場所もすごく愛着のある場所だし、何より対バンが最高です。こんな経験の浅い私にここまでの大舞台を用意してくれていいのか? ありがとう友人。期待にこたえる
1/16に高円寺ミッションズ。
これる人はこの記事にコメントか、ツイッター@RayShibusawaへのリプライかDMか、メールinfo@rayshibusawa.her.jpへ連絡願います。予約してくれるとテンション爆上げになって明らかにアクトが良くなるので、「まあいけたら行くかも」レベルでもぜひ、ふぁぼか応援感覚で気軽に連絡、よろしくお願いします。
音楽を(多分)好きだけど
の部分の指す、音楽、の定義がそもそも曖昧な気がします
(例外に当たる人たちがあまりにも私的、身近すぎるため論ずるに値しない、普遍性がない)
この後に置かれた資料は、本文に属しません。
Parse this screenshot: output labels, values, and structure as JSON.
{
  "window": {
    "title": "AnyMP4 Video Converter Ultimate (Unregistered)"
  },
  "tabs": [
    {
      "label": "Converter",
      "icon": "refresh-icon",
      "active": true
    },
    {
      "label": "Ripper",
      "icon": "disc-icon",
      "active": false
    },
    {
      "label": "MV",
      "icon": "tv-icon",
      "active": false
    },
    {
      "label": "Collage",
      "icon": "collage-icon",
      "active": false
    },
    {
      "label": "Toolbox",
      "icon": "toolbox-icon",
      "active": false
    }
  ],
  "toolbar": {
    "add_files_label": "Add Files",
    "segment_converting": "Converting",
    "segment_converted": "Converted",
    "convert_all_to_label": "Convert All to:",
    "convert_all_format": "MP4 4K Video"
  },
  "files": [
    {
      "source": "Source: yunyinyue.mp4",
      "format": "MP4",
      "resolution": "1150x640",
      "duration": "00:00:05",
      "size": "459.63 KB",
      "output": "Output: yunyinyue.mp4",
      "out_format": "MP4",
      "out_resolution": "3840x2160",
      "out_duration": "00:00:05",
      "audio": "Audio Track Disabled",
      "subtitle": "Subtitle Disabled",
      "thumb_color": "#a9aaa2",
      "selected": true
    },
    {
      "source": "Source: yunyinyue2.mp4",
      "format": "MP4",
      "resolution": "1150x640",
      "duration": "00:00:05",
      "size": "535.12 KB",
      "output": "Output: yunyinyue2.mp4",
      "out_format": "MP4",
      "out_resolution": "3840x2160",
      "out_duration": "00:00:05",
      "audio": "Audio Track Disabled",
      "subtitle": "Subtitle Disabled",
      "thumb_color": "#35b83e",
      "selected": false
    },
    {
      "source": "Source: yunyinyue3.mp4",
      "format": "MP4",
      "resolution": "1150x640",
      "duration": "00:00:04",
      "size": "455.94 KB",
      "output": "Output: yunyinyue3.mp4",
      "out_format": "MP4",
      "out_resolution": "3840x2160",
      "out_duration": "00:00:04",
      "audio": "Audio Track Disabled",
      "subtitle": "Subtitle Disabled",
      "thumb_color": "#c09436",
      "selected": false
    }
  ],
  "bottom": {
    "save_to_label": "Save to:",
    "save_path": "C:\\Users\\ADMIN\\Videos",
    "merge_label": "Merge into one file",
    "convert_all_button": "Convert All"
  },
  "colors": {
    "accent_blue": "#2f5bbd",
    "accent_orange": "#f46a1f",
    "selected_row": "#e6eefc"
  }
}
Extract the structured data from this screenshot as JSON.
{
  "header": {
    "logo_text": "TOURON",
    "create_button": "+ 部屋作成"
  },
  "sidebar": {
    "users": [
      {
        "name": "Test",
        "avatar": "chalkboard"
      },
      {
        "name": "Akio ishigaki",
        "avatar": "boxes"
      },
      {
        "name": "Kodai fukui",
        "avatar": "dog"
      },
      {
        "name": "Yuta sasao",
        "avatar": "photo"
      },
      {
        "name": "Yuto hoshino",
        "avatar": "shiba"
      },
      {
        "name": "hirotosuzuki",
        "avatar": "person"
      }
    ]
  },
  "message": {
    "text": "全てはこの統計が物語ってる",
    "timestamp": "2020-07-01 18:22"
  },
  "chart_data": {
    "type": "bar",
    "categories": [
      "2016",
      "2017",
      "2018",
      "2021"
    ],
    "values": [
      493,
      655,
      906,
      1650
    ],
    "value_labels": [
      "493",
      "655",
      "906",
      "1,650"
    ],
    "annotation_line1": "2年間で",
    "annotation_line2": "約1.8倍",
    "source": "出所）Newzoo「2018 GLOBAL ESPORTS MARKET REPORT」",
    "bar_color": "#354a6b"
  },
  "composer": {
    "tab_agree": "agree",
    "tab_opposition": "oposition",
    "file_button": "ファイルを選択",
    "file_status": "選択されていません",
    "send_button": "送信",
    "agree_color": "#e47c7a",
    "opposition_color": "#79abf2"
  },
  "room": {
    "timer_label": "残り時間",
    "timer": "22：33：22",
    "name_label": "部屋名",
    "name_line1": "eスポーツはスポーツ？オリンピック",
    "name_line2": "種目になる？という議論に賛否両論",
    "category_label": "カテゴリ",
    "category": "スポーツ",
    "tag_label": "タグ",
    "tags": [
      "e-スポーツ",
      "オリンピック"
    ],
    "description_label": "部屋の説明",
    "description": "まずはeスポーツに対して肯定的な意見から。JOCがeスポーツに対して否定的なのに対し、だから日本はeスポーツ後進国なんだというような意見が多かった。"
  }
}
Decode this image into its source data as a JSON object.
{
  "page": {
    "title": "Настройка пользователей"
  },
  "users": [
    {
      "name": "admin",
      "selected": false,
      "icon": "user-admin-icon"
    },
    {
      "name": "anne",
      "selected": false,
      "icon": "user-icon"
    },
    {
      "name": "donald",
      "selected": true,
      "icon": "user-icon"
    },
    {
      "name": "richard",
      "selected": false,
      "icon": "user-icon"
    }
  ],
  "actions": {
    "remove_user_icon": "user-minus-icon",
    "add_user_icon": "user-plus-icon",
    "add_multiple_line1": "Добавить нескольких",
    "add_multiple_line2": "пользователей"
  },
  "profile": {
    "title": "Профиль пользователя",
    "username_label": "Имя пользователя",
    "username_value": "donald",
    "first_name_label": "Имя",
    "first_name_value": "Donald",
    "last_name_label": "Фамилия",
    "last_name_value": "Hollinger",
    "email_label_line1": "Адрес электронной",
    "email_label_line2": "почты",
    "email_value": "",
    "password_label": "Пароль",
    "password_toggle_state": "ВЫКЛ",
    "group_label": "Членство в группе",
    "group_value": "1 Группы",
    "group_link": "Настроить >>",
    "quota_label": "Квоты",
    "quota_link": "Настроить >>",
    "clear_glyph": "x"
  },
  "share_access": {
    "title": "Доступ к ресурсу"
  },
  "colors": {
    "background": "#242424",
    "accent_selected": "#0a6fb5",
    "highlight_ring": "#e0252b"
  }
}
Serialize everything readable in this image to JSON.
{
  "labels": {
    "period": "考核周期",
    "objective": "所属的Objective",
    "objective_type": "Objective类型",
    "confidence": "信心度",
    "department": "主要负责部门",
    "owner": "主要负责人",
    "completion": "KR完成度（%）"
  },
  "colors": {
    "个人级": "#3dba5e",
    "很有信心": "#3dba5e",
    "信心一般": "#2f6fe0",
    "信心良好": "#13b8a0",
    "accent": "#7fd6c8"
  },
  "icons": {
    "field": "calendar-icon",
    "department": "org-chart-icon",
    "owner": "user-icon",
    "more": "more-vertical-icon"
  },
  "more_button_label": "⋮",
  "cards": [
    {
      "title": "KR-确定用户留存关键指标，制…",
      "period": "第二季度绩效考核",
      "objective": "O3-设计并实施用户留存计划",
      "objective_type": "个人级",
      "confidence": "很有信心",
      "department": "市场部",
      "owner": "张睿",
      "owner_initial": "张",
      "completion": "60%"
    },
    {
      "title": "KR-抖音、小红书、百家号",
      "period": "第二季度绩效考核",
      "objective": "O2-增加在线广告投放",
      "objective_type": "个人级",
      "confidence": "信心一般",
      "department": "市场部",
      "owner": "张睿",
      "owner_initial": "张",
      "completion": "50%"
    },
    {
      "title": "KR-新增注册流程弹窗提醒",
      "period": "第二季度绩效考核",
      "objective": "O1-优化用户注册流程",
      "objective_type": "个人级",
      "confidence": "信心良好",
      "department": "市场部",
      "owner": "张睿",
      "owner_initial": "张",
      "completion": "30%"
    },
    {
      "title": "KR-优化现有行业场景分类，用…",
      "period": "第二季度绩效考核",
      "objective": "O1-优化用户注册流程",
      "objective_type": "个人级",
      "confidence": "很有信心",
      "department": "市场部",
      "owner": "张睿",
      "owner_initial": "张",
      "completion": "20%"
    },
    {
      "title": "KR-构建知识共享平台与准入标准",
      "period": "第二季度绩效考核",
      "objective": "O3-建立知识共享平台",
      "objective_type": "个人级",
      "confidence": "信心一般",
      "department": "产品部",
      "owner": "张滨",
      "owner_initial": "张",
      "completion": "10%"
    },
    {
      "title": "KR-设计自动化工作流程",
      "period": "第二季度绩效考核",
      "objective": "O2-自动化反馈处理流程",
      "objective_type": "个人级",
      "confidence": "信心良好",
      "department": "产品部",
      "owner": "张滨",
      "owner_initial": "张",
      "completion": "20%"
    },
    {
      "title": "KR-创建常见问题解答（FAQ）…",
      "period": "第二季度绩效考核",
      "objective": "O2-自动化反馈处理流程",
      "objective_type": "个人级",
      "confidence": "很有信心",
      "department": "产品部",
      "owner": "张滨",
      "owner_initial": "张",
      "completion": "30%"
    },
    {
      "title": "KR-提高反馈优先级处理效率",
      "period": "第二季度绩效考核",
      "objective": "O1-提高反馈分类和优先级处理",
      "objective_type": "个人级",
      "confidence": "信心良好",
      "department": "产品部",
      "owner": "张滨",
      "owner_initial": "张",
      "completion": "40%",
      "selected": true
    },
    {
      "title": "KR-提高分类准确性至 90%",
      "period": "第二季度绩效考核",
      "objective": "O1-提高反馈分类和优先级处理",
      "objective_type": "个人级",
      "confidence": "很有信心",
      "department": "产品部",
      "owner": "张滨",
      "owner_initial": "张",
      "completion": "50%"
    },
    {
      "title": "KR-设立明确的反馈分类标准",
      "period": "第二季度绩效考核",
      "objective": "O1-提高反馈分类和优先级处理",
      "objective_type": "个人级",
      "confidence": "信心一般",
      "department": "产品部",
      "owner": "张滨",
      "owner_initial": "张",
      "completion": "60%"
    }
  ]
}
渋澤さんを目当てとする文学フリマ界隈の人たちからすれば尚更、なんでこの人たちが例外なのかわからないと思います
自分は感覚的にその人たちが例外であることを共有できるけど、それは結局大森靖子界隈を大森靖子界隈と見てしまう感覚と近い気がする
渋澤さんの思う音楽とはって部分を言葉にしてみてほしいす!時間があったら!
ps、自分は渋澤さん、生意気な女だなとは思ってるけど、嫌いだからこんなコメントを残すわけじゃなくて、むしろ言葉をぶつけがいのある面白そうな人だなって思って面白半分で書いてます!